According to Emmanuel Macron, “rather than be outraged, we need to understand” notorious French anti-Semites.
By Ben Cohen, The Algemeiner
President Emmanuel Macron was the subject of a rare and stinging criticism from the head of France’s Jewish community last week, in the wake of a major media interview in which the French leader opined that two of the most notorious anti-Semites in his nation’s history should not be judged by that fact alone.
“I don’t see what the urgency was with [Macron] raising this issue again, and I admit that I am in total incomprehension,” Francis Kalifat — president of CRIF, the communal organization representing French Jews — told Jewish broadcaster Radio J last Thursday.
Kalifat was commenting on Macron’s interview in the latest edition of the magazine L’Express, in which the French leader spoke at length on the thorny topic of French national identity and culture.
Centrally, Macron lamented that “in most Western societies, we are witnessing some form of victim primacy.”
“The victim’s speech prevails over everything and crushes everything, including that of reason,” he noted.
Discussing the darker aspects of French history, Macron drew on the examples of two prominent French anti-Semites to make the point that recognizing their hatred of Jews should not obscure their broader importance.
Macron stated that Marshal Philippe Pétain — who led the wartime collaborationist government created following the Nazi invasion of France in 1940 — should also be remembered for the decisive role he played during World War I, when his victory at the Battle of Verdun in 1916 helped pave the way for Germany’s defeat in that conflict.
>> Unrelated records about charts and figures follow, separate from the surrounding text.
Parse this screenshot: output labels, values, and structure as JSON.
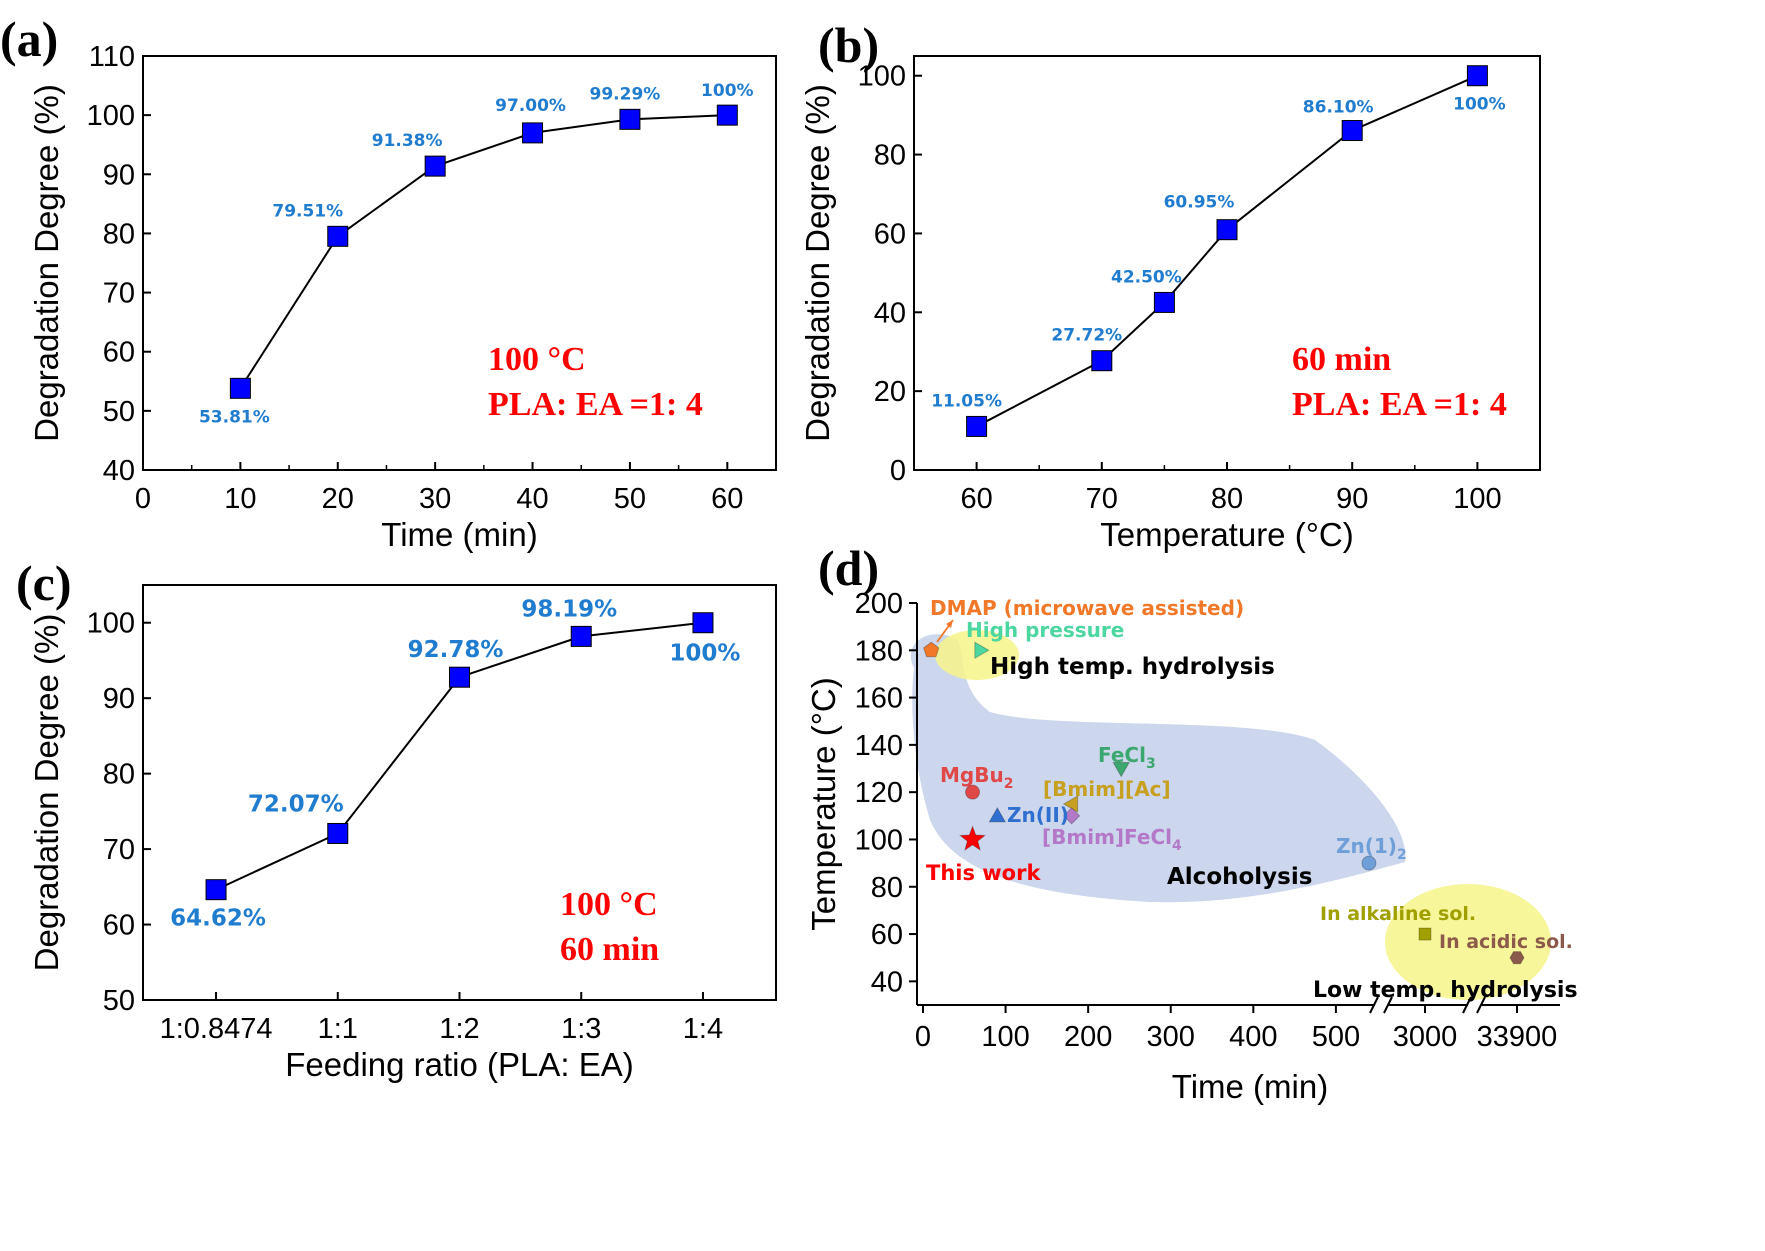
{
  "panels": [
    {
      "letter": "(a)",
      "chart_data": {
        "type": "line",
        "xlabel": "Time (min)",
        "ylabel": "Degradation Degree (%)",
        "xlim": [
          0,
          65
        ],
        "ylim": [
          40,
          110
        ],
        "xticks": [
          0,
          10,
          20,
          30,
          40,
          50,
          60
        ],
        "yticks": [
          40,
          50,
          60,
          70,
          80,
          90,
          100,
          110
        ],
        "x": [
          10,
          20,
          30,
          40,
          50,
          60
        ],
        "y": [
          53.81,
          79.51,
          91.38,
          97.0,
          99.29,
          100
        ],
        "point_labels": [
          "53.81%",
          "79.51%",
          "91.38%",
          "97.00%",
          "99.29%",
          "100%"
        ],
        "conditions": [
          "100 °C",
          "PLA: EA =1: 4"
        ]
      }
    },
    {
      "letter": "(b)",
      "chart_data": {
        "type": "line",
        "xlabel": "Temperature (°C)",
        "ylabel": "Degradation Degree (%)",
        "xlim": [
          55,
          105
        ],
        "ylim": [
          0,
          105
        ],
        "xticks": [
          60,
          70,
          80,
          90,
          100
        ],
        "yticks": [
          0,
          20,
          40,
          60,
          80,
          100
        ],
        "x": [
          60,
          70,
          75,
          80,
          90,
          100
        ],
        "y": [
          11.05,
          27.72,
          42.5,
          60.95,
          86.1,
          100
        ],
        "point_labels": [
          "11.05%",
          "27.72%",
          "42.50%",
          "60.95%",
          "86.10%",
          "100%"
        ],
        "conditions": [
          "60 min",
          "PLA: EA =1: 4"
        ]
      }
    },
    {
      "letter": "(c)",
      "chart_data": {
        "type": "line",
        "xlabel": "Feeding ratio (PLA: EA)",
        "ylabel": "Degradation Degree (%)",
        "categories": [
          "1:0.8474",
          "1:1",
          "1:2",
          "1:3",
          "1:4"
        ],
        "ylim": [
          50,
          105
        ],
        "yticks": [
          50,
          60,
          70,
          80,
          90,
          100
        ],
        "values": [
          64.62,
          72.07,
          92.78,
          98.19,
          100
        ],
        "point_labels": [
          "64.62%",
          "72.07%",
          "92.78%",
          "98.19%",
          "100%"
        ],
        "conditions": [
          "100 °C",
          "60 min"
        ]
      }
    },
    {
      "letter": "(d)",
      "chart_data": {
        "type": "scatter",
        "xlabel": "Time (min)",
        "ylabel": "Temperature (°C)",
        "ylim": [
          30,
          200
        ],
        "yticks": [
          40,
          60,
          80,
          100,
          120,
          140,
          160,
          180,
          200
        ],
        "xtick_labels": [
          "0",
          "100",
          "200",
          "300",
          "400",
          "500",
          "3000",
          "33900"
        ],
        "x_scale": "broken",
        "points": [
          {
            "name": "DMAP (microwave assisted)",
            "x": 10,
            "y": 180,
            "color": "#f07828",
            "marker": "pentagon"
          },
          {
            "name": "High pressure",
            "x": 70,
            "y": 180,
            "color": "#4cd6a0",
            "marker": "triangle-right"
          },
          {
            "name": "FeCl₃",
            "x": 240,
            "y": 130,
            "color": "#3ca870",
            "marker": "triangle-down"
          },
          {
            "name": "MgBu₂",
            "x": 60,
            "y": 120,
            "color": "#e04848",
            "marker": "circle"
          },
          {
            "name": "[Bmim][Ac]",
            "x": 180,
            "y": 115,
            "color": "#c8a020",
            "marker": "triangle-left"
          },
          {
            "name": "Zn(II)",
            "x": 90,
            "y": 110,
            "color": "#2f6fd0",
            "marker": "triangle-up"
          },
          {
            "name": "[Bmim]FeCl₄",
            "x": 180,
            "y": 110,
            "color": "#b478c8",
            "marker": "diamond"
          },
          {
            "name": "This work",
            "x": 60,
            "y": 100,
            "color": "#ff0000",
            "marker": "star"
          },
          {
            "name": "Zn(1)₂",
            "x": 540,
            "y": 90,
            "color": "#6f9fd8",
            "marker": "circle"
          },
          {
            "name": "In alkaline sol.",
            "x": 3000,
            "y": 60,
            "color": "#a0a000",
            "marker": "square"
          },
          {
            "name": "In acidic sol.",
            "x": 33900,
            "y": 50,
            "color": "#8c5a4a",
            "marker": "hexagon"
          }
        ],
        "regions": [
          {
            "name": "High temp. hydrolysis",
            "color": "#f5f07a"
          },
          {
            "name": "Alcoholysis",
            "color": "#b4c4e8"
          },
          {
            "name": "Low temp. hydrolysis",
            "color": "#f5f07a"
          }
        ]
      }
    }
  ],
  "colors": {
    "marker": "#0000ff",
    "label": "#1f7ccf",
    "condition": "#ff0000"
  }
}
Macron said that while he strongly rejected Pétain’s “anti-Semitism and spirit of defeat” in relation to the Nazis, “I cannot deny that he was the hero of 1917 and a great soldier” — echoing similar remarks he made on the subject of Pétain in 2018, during the centenary commemorations of the end of World War I.
The French leader also said that Charles Maurras — an author and politician who started the far-right Action Française movement in 1899 — should not be obscured from the historical record because of his legendary hatred of Jews.
It was Maurras who famously confessed that “everything seems impossible or terribly difficult without the providential appearance of anti-Semitism,” a prejudice that, he explained, “enables everything to be arranged, smoothed over and simplified…If one were not an anti-Semite through patriotism, one would become an anti-Semite through a simple sense of opportunity.”
According to Macron in L’Express, “rather than be outraged, we need to understand.”
“I fight all the anti-Semitic ideas of Maurras, but I find it absurd to say that Maurras must no longer exist,” the French leader said.
In his radio interview, Kalifat accused Macron of “bringing notorious anti-Semites to light.”
Said the CRIF president: “We cannot bring to light men who have betrayed France or who have been the shame of France by defending the most infamous ideas. I don’t see the point of wanting to bring them back into the news.”
Macron’s comments were “almost an insult to the victims of the Second World War, not just Jews,” Kalifat charged, adding that he hoped to discuss the matter personally with the president.